Archbishop Tutu said this on arrival at the Kenneth Kaunda International Airport (KKIA) yesterday.
The retired Anglican Archbishop and anti-apartheid leader, who is accompanied by chairperson of Girls Not Brides, Princess Mabel van Oranje, is in Zambia on a four-day visit to support and encourage efforts to end child marriage.
He said he was committed to ending child marriages not just in Africa but world over.
Archbishop Tutu said he wanted to learn from Zambia by working with traditional leaders and various civil society organisations on the best way to end the vice.
He said there was need to engage all organisations to end child marriages.
‘‘We want to learn from each other on the best way to end child marriage,’’ he said.

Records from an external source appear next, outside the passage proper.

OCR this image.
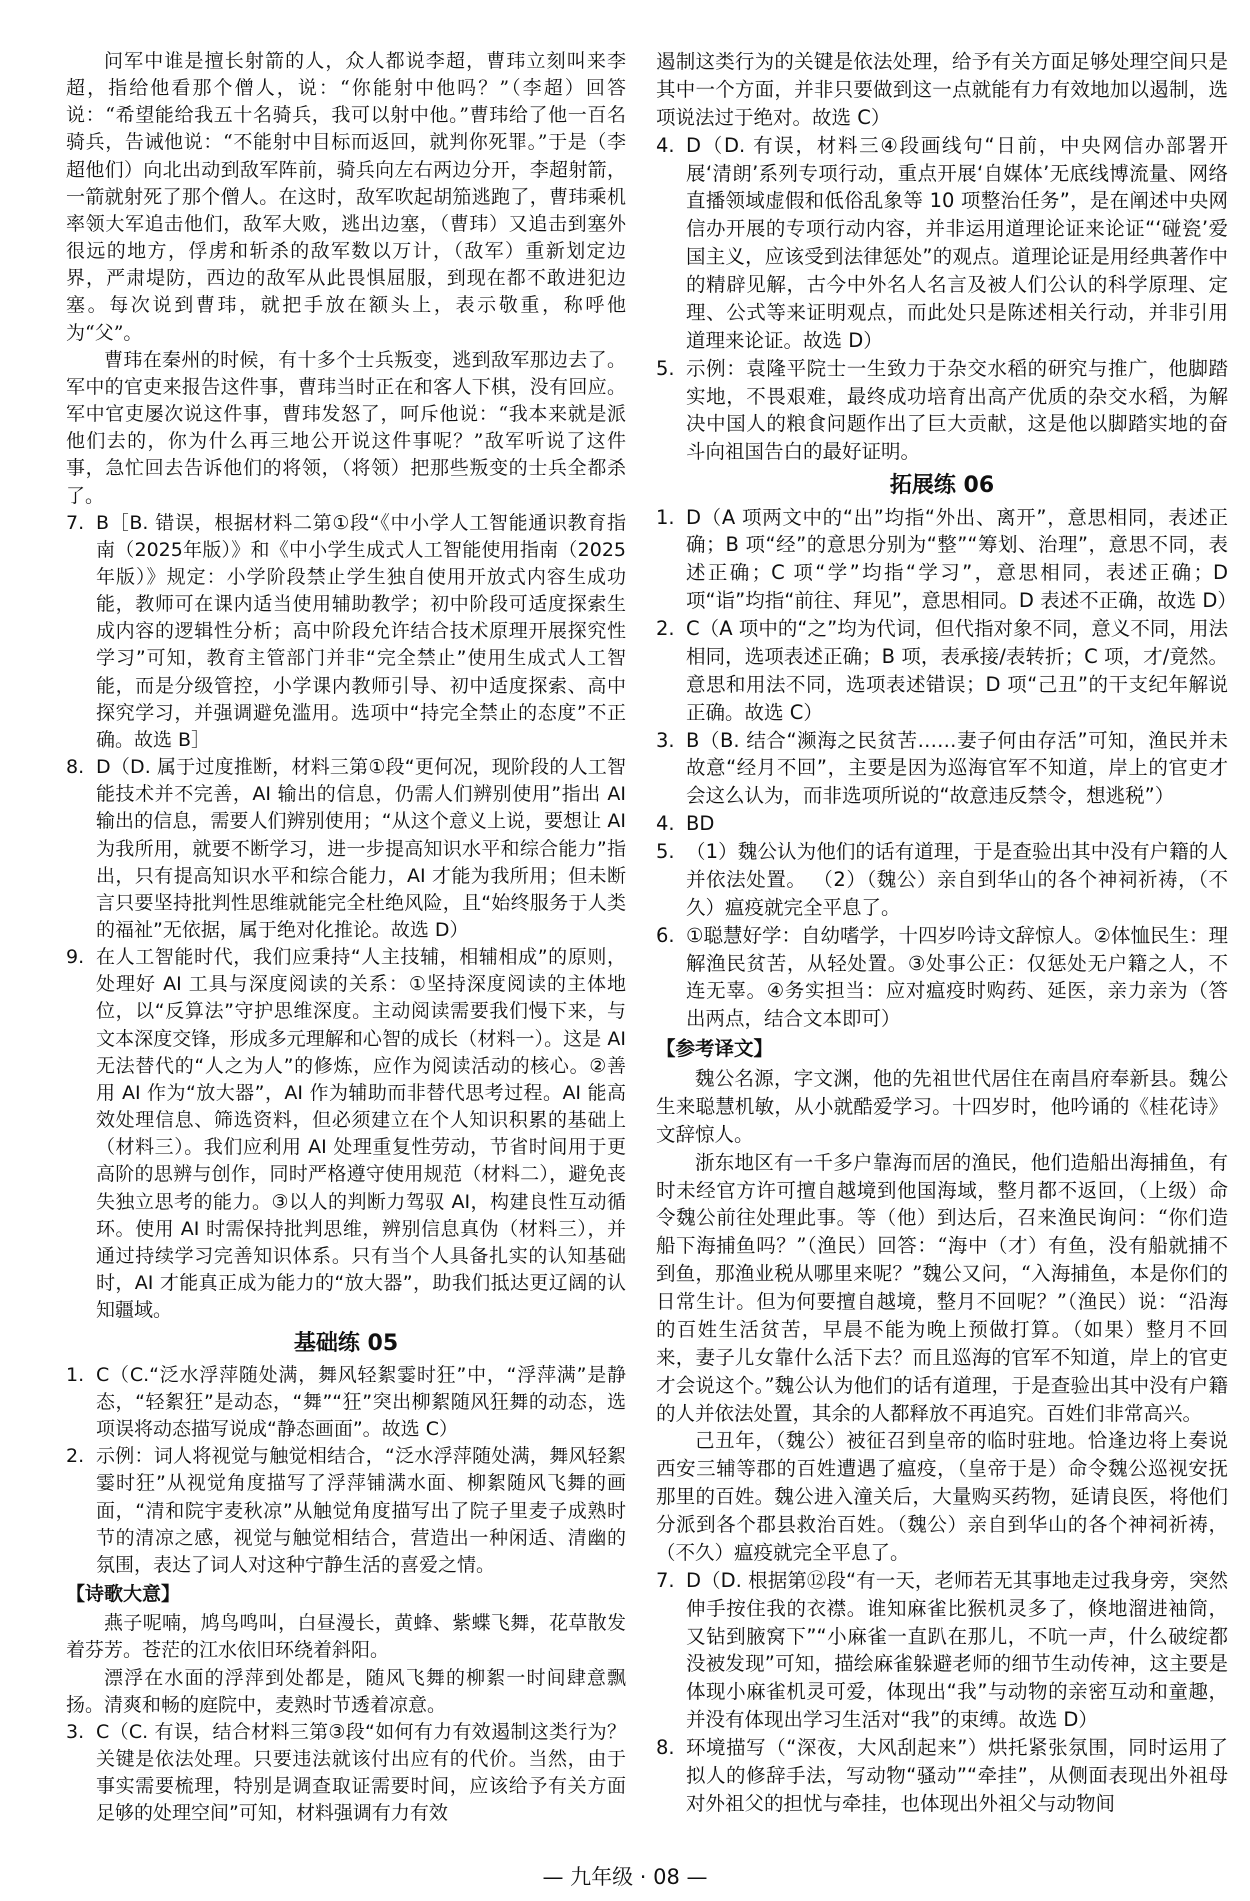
问军中谁是擅长射箭的人，众人都说李超，曹玮立刻叫来李超，指给他看那个僧人，说：“你能射中他吗？”（李超）回答说：“希望能给我五十名骑兵，我可以射中他。”曹玮给了他一百名骑兵，告诫他说：“不能射中目标而返回，就判你死罪。”于是（李超他们）向北出动到敌军阵前，骑兵向左右两边分开，李超射箭，一箭就射死了那个僧人。在这时，敌军吹起胡笳逃跑了，曹玮乘机率领大军追击他们，敌军大败，逃出边塞，（曹玮）又追击到塞外很远的地方，俘虏和斩杀的敌军数以万计，（敌军）重新划定边界，严肃堤防，西边的敌军从此畏惧屈服，到现在都不敢进犯边塞。每次说到曹玮，就把手放在额头上，表示敬重，称呼他为“父”。

曹玮在秦州的时候，有十多个士兵叛变，逃到敌军那边去了。军中的官吏来报告这件事，曹玮当时正在和客人下棋，没有回应。军中官吏屡次说这件事，曹玮发怒了，呵斥他说：“我本来就是派他们去的，你为什么再三地公开说这件事呢？”敌军听说了这件事，急忙回去告诉他们的将领，（将领）把那些叛变的士兵全都杀了。

7. B［B. 错误，根据材料二第①段“《中小学人工智能通识教育指南（2025年版）》和《中小学生成式人工智能使用指南（2025年版）》规定：小学阶段禁止学生独自使用开放式内容生成功能，教师可在课内适当使用辅助教学；初中阶段可适度探索生成内容的逻辑性分析；高中阶段允许结合技术原理开展探究性学习”可知，教育主管部门并非“完全禁止”使用生成式人工智能，而是分级管控，小学课内教师引导、初中适度探索、高中探究学习，并强调避免滥用。选项中“持完全禁止的态度”不正确。故选 B］
8. D（D. 属于过度推断，材料三第①段“更何况，现阶段的人工智能技术并不完善，AI 输出的信息，仍需人们辨别使用”指出 AI 输出的信息，需要人们辨别使用；“从这个意义上说，要想让 AI 为我所用，就要不断学习，进一步提高知识水平和综合能力”指出，只有提高知识水平和综合能力，AI 才能为我所用；但未断言只要坚持批判性思维就能完全杜绝风险，且“始终服务于人类的福祉”无依据，属于绝对化推论。故选 D）
9. 在人工智能时代，我们应秉持“人主技辅，相辅相成”的原则，处理好 AI 工具与深度阅读的关系：①坚持深度阅读的主体地位，以“反算法”守护思维深度。主动阅读需要我们慢下来，与文本深度交锋，形成多元理解和心智的成长（材料一）。这是 AI 无法替代的“人之为人”的修炼，应作为阅读活动的核心。②善用 AI 作为“放大器”，AI 作为辅助而非替代思考过程。AI 能高效处理信息、筛选资料，但必须建立在个人知识积累的基础上（材料三）。我们应利用 AI 处理重复性劳动，节省时间用于更高阶的思辨与创作，同时严格遵守使用规范（材料二），避免丧失独立思考的能力。③以人的判断力驾驭 AI，构建良性互动循环。使用 AI 时需保持批判思维，辨别信息真伪（材料三），并通过持续学习完善知识体系。只有当个人具备扎实的认知基础时，AI 才能真正成为能力的“放大器”，助我们抵达更辽阔的认知疆域。
基础练 05
1. C（C.“泛水浮萍随处满，舞风轻絮霎时狂”中，“浮萍满”是静态，“轻絮狂”是动态，“舞”“狂”突出柳絮随风狂舞的动态，选项误将动态描写说成“静态画面”。故选 C）
2. 示例：词人将视觉与触觉相结合，“泛水浮萍随处满，舞风轻絮霎时狂”从视觉角度描写了浮萍铺满水面、柳絮随风飞舞的画面，“清和院宇麦秋凉”从触觉角度描写出了院子里麦子成熟时节的清凉之感，视觉与触觉相结合，营造出一种闲适、清幽的氛围，表达了词人对这种宁静生活的喜爱之情。
【诗歌大意】

燕子呢喃，鸠鸟鸣叫，白昼漫长，黄蜂、紫蝶飞舞，花草散发着芬芳。苍茫的江水依旧环绕着斜阳。

漂浮在水面的浮萍到处都是，随风飞舞的柳絮一时间肆意飘扬。清爽和畅的庭院中，麦熟时节透着凉意。

3. C（C. 有误，结合材料三第③段“如何有力有效遏制这类行为？关键是依法处理。只要违法就该付出应有的代价。当然，由于事实需要梳理，特别是调查取证需要时间，应该给予有关方面足够的处理空间”可知，材料强调有力有效

遏制这类行为的关键是依法处理，给予有关方面足够处理空间只是其中一个方面，并非只要做到这一点就能有力有效地加以遏制，选项说法过于绝对。故选 C）

4. D（D. 有误，材料三④段画线句“日前，中央网信办部署开展‘清朗’系列专项行动，重点开展‘自媒体’无底线博流量、网络直播领域虚假和低俗乱象等 10 项整治任务”，是在阐述中央网信办开展的专项行动内容，并非运用道理论证来论证“‘碰瓷’爱国主义，应该受到法律惩处”的观点。道理论证是用经典著作中的精辟见解，古今中外名人名言及被人们公认的科学原理、定理、公式等来证明观点，而此处只是陈述相关行动，并非引用道理来论证。故选 D）
5. 示例：袁隆平院士一生致力于杂交水稻的研究与推广，他脚踏实地，不畏艰难，最终成功培育出高产优质的杂交水稻，为解决中国人的粮食问题作出了巨大贡献，这是他以脚踏实地的奋斗向祖国告白的最好证明。
拓展练 06
1. D（A 项两文中的“出”均指“外出、离开”，意思相同，表述正确；B 项“经”的意思分别为“整”“筹划、治理”，意思不同，表述正确；C 项“学”均指“学习”，意思相同，表述正确；D 项“诣”均指“前往、拜见”，意思相同。D 表述不正确，故选 D）
2. C（A 项中的“之”均为代词，但代指对象不同，意义不同，用法相同，选项表述正确；B 项，表承接/表转折；C 项，才/竟然。意思和用法不同，选项表述错误；D 项“己丑”的干支纪年解说正确。故选 C）
3. B（B. 结合“濒海之民贫苦……妻子何由存活”可知，渔民并未故意“经月不回”，主要是因为巡海官军不知道，岸上的官吏才会这么认为，而非选项所说的“故意违反禁令，想逃税”）
4. BD
5. （1）魏公认为他们的话有道理，于是查验出其中没有户籍的人并依法处置。 （2）（魏公）亲自到华山的各个神祠祈祷，（不久）瘟疫就完全平息了。
6. ①聪慧好学：自幼嗜学，十四岁吟诗文辞惊人。②体恤民生：理解渔民贫苦，从轻处置。③处事公正：仅惩处无户籍之人，不连无辜。④务实担当：应对瘟疫时购药、延医，亲力亲为（答出两点，结合文本即可）
【参考译文】

魏公名源，字文渊，他的先祖世代居住在南昌府奉新县。魏公生来聪慧机敏，从小就酷爱学习。十四岁时，他吟诵的《桂花诗》文辞惊人。

浙东地区有一千多户靠海而居的渔民，他们造船出海捕鱼，有时未经官方许可擅自越境到他国海域，整月都不返回，（上级）命令魏公前往处理此事。等（他）到达后，召来渔民询问：“你们造船下海捕鱼吗？”（渔民）回答：“海中（才）有鱼，没有船就捕不到鱼，那渔业税从哪里来呢？”魏公又问，“入海捕鱼，本是你们的日常生计。但为何要擅自越境，整月不回呢？”（渔民）说：“沿海的百姓生活贫苦，早晨不能为晚上预做打算。（如果）整月不回来，妻子儿女靠什么活下去？而且巡海的官军不知道，岸上的官吏才会说这个。”魏公认为他们的话有道理，于是查验出其中没有户籍的人并依法处置，其余的人都释放不再追究。百姓们非常高兴。

己丑年，（魏公）被征召到皇帝的临时驻地。恰逢边将上奏说西安三辅等郡的百姓遭遇了瘟疫，（皇帝于是）命令魏公巡视安抚那里的百姓。魏公进入潼关后，大量购买药物，延请良医，将他们分派到各个郡县救治百姓。（魏公）亲自到华山的各个神祠祈祷，（不久）瘟疫就完全平息了。

7. D（D. 根据第⑫段“有一天，老师若无其事地走过我身旁，突然伸手按住我的衣襟。谁知麻雀比猴机灵多了，倏地溜进袖筒，又钻到腋窝下”“小麻雀一直趴在那儿，不吭一声，什么破绽都没被发现”可知，描绘麻雀躲避老师的细节生动传神，这主要是体现小麻雀机灵可爱，体现出“我”与动物的亲密互动和童趣，并没有体现出学习生活对“我”的束缚。故选 D）
8. 环境描写（“深夜，大风刮起来”）烘托紧张氛围，同时运用了拟人的修辞手法，写动物“骚动”“牵挂”，从侧面表现出外祖母对外祖父的担忧与牵挂，也体现出外祖父与动物间
— 九年级 · 08 —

Archbishop Tutu, who is the co-founder of ‘Girls Not Brides’, said his organisation started four years ago and targeted to prevent and end at least 10 million girl marriages per year and later moved to 15million because the organisation realised that every two seconds, a girl was getting married.
Meanwhile, Archbishop Tutu has commended Zambia for the role it played in assisting fight apartheid in South Africa
‘‘Thanks to Zambia for the critical role it played to support the anti-apartheid fight. It’s a joy for me to come here and say it,’’ he said.
Princess Oranje said it was sad that 42 per cent of children in Zambia were married before the age of 18.
She said she was happy to be in Zambia to learn how the Government and various other groups were managing the issue of child marriages.
‘‘We want the world to learn about what is happening in Zambia concerning child marriages and how the issue is being tackled,’’ she said.